The Real Estate Analysis Land Investment Simulation Model (REALISM™), a proprietary GG+A program, is probably the most sophisticated and flexible real estate cash flow simulation model in use today. Able to accept separate financial parameters for up to 40 components of a single or mixed-use development project, REALISM™ produces year-by-year projections of rental income, sales profits, interest payments, taxes, depreciation and the net cash flow. The model also produces estimates of the total take-out that would result from the sale of the project in every year of operation, based on the estimated market value of the project, book value, recaptured excess depreciation, capital gains tax and the principal due on all mortgages.

For each year of the project’s operation, REALISM™ calculates non-time-discounted measures of return including the ratio of operating income to total investment and the cash-on-cash (or net cash flow to equity) ratio. As time-related measures of return, REALISM™ calculates the internal rate of return (IRR), the net present value of the cumulative cash flow and the value of the reinvested return. The debt coverage ratio is calculated on a yearly basis as well. The model is designed to facilitate multiple comparisons of alternative development schemes.

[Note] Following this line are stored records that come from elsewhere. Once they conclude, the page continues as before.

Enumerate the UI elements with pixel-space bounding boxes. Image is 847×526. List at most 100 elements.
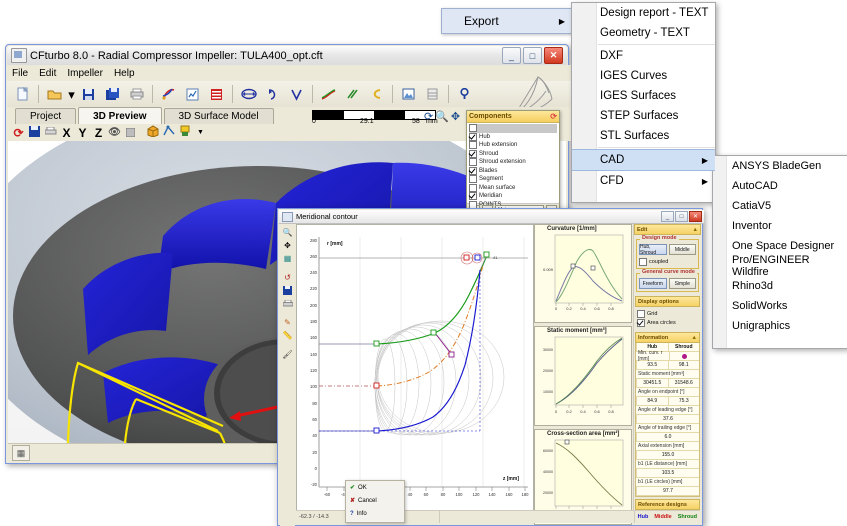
grid-icon[interactable] xyxy=(124,126,137,140)
cad-submenu[interactable]: ANSYS BladeGen AutoCAD CatiaV5 Inventor … xyxy=(712,155,847,349)
list-item[interactable]: Mean surface xyxy=(469,183,557,193)
edit-panel[interactable]: Edit ▲ Design mode Hub, Shroud Middle co… xyxy=(633,224,701,523)
menu-item-file[interactable]: File xyxy=(12,68,28,79)
tab-3d-surface-model[interactable]: 3D Surface Model xyxy=(163,108,274,124)
info-button[interactable]: ? Info xyxy=(346,507,404,520)
coupled-checkbox-row[interactable]: coupled xyxy=(639,258,696,266)
components-panel[interactable]: Components ⟳ Hub Hub extension Shroud Sh… xyxy=(466,110,560,216)
menu-item-geometry-text[interactable]: Geometry - TEXT xyxy=(572,23,715,43)
section-icon[interactable] xyxy=(162,125,175,140)
parallel-icon[interactable] xyxy=(341,83,364,105)
main-toolbar[interactable]: ▾ xyxy=(7,81,571,108)
cancel-button[interactable]: ✘ Cancel xyxy=(346,494,404,507)
axis-x-button[interactable]: X xyxy=(60,126,73,140)
open-folder-icon[interactable] xyxy=(43,83,66,105)
menu-item-iges-surfaces[interactable]: IGES Surfaces xyxy=(572,86,715,106)
menu-item-design-report[interactable]: Design report - TEXT xyxy=(572,3,715,23)
curve-green-icon[interactable] xyxy=(317,83,340,105)
menu-item-impeller[interactable]: Impeller xyxy=(67,68,103,79)
menu-item-cad[interactable]: CAD ▶ xyxy=(572,149,715,171)
list-item[interactable]: Segment xyxy=(469,175,557,184)
menu-item-rhino3d[interactable]: Rhino3d xyxy=(713,276,847,296)
undo-icon[interactable]: ↺ xyxy=(282,272,294,283)
help-icon[interactable] xyxy=(453,83,476,105)
dialog-buttons-panel[interactable]: ✔ OK ✘ Cancel ? Info xyxy=(345,480,405,523)
rotate-icon[interactable] xyxy=(261,83,284,105)
menu-item-one-space-designer[interactable]: One Space Designer xyxy=(713,236,847,256)
axis-z-button[interactable]: Z xyxy=(92,126,105,140)
static-moment-chart[interactable]: Static moment [mm³] 30000 20000 10000 0 0.2… xyxy=(534,326,632,426)
maximize-button[interactable]: □ xyxy=(675,211,688,222)
grid-icon[interactable]: ▦ xyxy=(282,253,294,264)
axis-y-button[interactable]: Y xyxy=(76,126,89,140)
meridional-contour-window[interactable]: Meridional contour _ □ ✕ 🔍 ✥ ▦ ↺ ✎ 📏 🖌 -… xyxy=(277,208,704,526)
export-popup-menu[interactable]: Design report - TEXT Geometry - TEXT DXF… xyxy=(571,2,716,203)
chevron-down-icon[interactable]: ▼ xyxy=(194,129,207,136)
menu-item-inventor[interactable]: Inventor xyxy=(713,216,847,236)
print-icon[interactable] xyxy=(44,126,57,140)
pan-icon[interactable]: ✥ xyxy=(451,110,460,123)
list-icon[interactable] xyxy=(421,83,444,105)
area-circles-checkbox-row[interactable]: Area circles xyxy=(637,319,698,327)
checkbox[interactable] xyxy=(469,183,477,192)
menu-item-stl-surfaces[interactable]: STL Surfaces xyxy=(572,126,715,146)
meridional-chart[interactable]: -20 0 20 40 60 80 100 120 140 160 180 200 220 240… xyxy=(296,224,534,511)
list-item[interactable]: Shroud xyxy=(469,149,557,159)
menu-item-iges-curves[interactable]: IGES Curves xyxy=(572,66,715,86)
reference-designs-header[interactable]: Reference designs xyxy=(635,499,700,510)
menu-item-edit[interactable]: Edit xyxy=(39,68,56,79)
list-item[interactable]: Blades xyxy=(469,166,557,176)
menu-item-ansys-bladegen[interactable]: ANSYS BladeGen xyxy=(713,156,847,176)
design-mode-middle-button[interactable]: Middle xyxy=(668,244,696,255)
curvature-chart[interactable]: Curvature [1/mm] 0.009 0 0.2 0.4 0.6 0.8 xyxy=(534,224,632,323)
edit-panel-header[interactable]: Edit ▲ xyxy=(634,224,701,235)
menu-item-solidworks[interactable]: SolidWorks xyxy=(713,296,847,316)
dimension-icon[interactable] xyxy=(237,83,260,105)
zoom-icon[interactable]: 🔍 xyxy=(282,227,294,238)
list-item[interactable]: Shroud extension xyxy=(469,158,557,167)
checkbox[interactable] xyxy=(637,310,645,318)
list-item[interactable]: Meridian xyxy=(469,192,557,201)
menu-bar[interactable]: File Edit Impeller Help xyxy=(7,65,572,81)
minimize-button[interactable]: _ xyxy=(502,47,521,64)
export-image-icon[interactable] xyxy=(397,83,420,105)
design-mode-hub-shroud-button[interactable]: Hub, Shroud xyxy=(639,244,667,256)
ruler-icon[interactable]: 📏 xyxy=(282,330,294,341)
menu-item-cfd[interactable]: CFD ▶ xyxy=(572,171,715,191)
checkbox[interactable] xyxy=(469,192,477,201)
checkbox[interactable] xyxy=(639,258,647,266)
curve-yellow-icon[interactable] xyxy=(365,83,388,105)
box-icon[interactable] xyxy=(146,125,159,140)
save-all-icon[interactable] xyxy=(101,83,124,105)
refresh-icon[interactable]: ⟳ xyxy=(12,126,25,140)
pan-icon[interactable]: ✥ xyxy=(282,240,294,251)
list-item[interactable]: Hub xyxy=(469,132,557,142)
report-icon[interactable] xyxy=(181,83,204,105)
checkbox[interactable] xyxy=(469,175,477,184)
zoom-icon[interactable]: 🔍 xyxy=(435,110,449,123)
menu-item-step-surfaces[interactable]: STEP Surfaces xyxy=(572,106,715,126)
information-header[interactable]: Information ▲ xyxy=(635,332,700,343)
display-options-header[interactable]: Display options xyxy=(635,296,700,307)
chevron-down-icon[interactable]: ▾ xyxy=(67,83,76,105)
list-item[interactable]: Hub extension xyxy=(469,141,557,150)
main-title-bar[interactable]: CFturbo 8.0 - Radial Compressor Impeller… xyxy=(7,46,567,66)
checkbox[interactable] xyxy=(469,124,477,133)
checkbox[interactable] xyxy=(469,149,477,158)
table-icon[interactable] xyxy=(205,83,228,105)
curve-mode-freeform-button[interactable]: Freeform xyxy=(639,278,667,289)
curve-mode-simple-button[interactable]: Simple xyxy=(668,278,696,289)
ok-button[interactable]: ✔ OK xyxy=(346,481,404,494)
menu-item-help[interactable]: Help xyxy=(114,68,135,79)
chevron-up-icon[interactable]: ▲ xyxy=(692,335,697,341)
vee-icon[interactable] xyxy=(285,83,308,105)
print-icon[interactable] xyxy=(125,83,148,105)
display-options-body[interactable]: Grid Area circles xyxy=(634,307,701,329)
color-icon[interactable] xyxy=(178,125,191,140)
save-icon[interactable] xyxy=(282,285,294,296)
window-controls[interactable]: _ □ ✕ xyxy=(661,211,704,222)
grid-checkbox-row[interactable]: Grid xyxy=(637,310,698,318)
chevron-up-icon[interactable]: ▲ xyxy=(693,227,698,233)
eye-icon[interactable]: 👁 xyxy=(108,127,121,138)
maximize-button[interactable]: □ xyxy=(523,47,542,64)
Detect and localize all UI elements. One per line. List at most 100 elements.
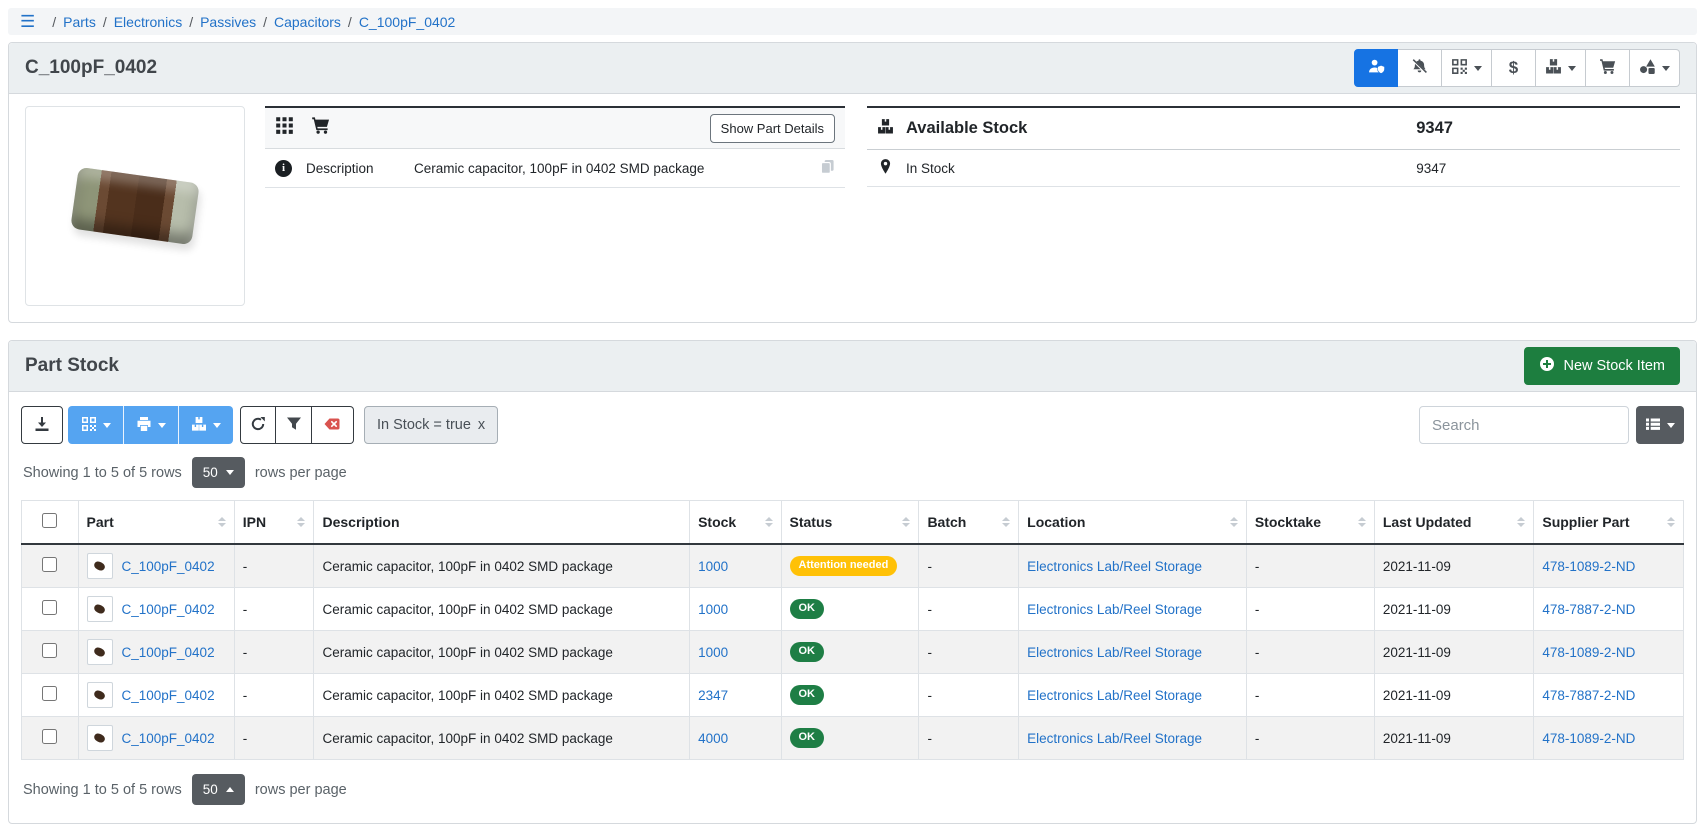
row-checkbox[interactable] (42, 643, 57, 658)
stock-link[interactable]: 1000 (698, 645, 728, 660)
breadcrumb-separator: / (348, 14, 352, 30)
available-stock-table: Available Stock 9347 In Stock 9347 (867, 106, 1680, 187)
column-header-ipn[interactable]: IPN (234, 501, 314, 545)
chevron-down-icon (213, 423, 221, 428)
unsubscribe-button[interactable] (1398, 49, 1442, 87)
column-select-button[interactable] (1636, 406, 1684, 444)
supplier-part-link[interactable]: 478-1089-2-ND (1542, 731, 1635, 746)
location-link[interactable]: Electronics Lab/Reel Storage (1027, 602, 1202, 617)
part-header: C_100pF_0402 $ (9, 43, 1696, 94)
refresh-button[interactable] (240, 406, 276, 444)
part-options-button[interactable] (1630, 49, 1680, 87)
column-header-description[interactable]: Description (314, 501, 690, 545)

REALISM™ is particularly useful for calculating the supportable residual land value given a target internal rate of return for alternative development projects. Specifically, the model may be used to estimate the net revenue surplus attributable to a development use given a target internal rate of return for the project. If the net revenue surplus forecasts are positive, then it is clear that the proposed development can pay for the associated development costs. Furthermore, a comparison of net revenue surplus with the capital and infrastructure costs associated with the project sheds light on the issue of whether the proposed development can support these capital costs either with payments by the developer or with the use of an assessment or redevelopment district. If the capital costs exceed the net revenue surplus, then appropriate phasing of the project may be called for so that the infrastructure requirements can be paid for.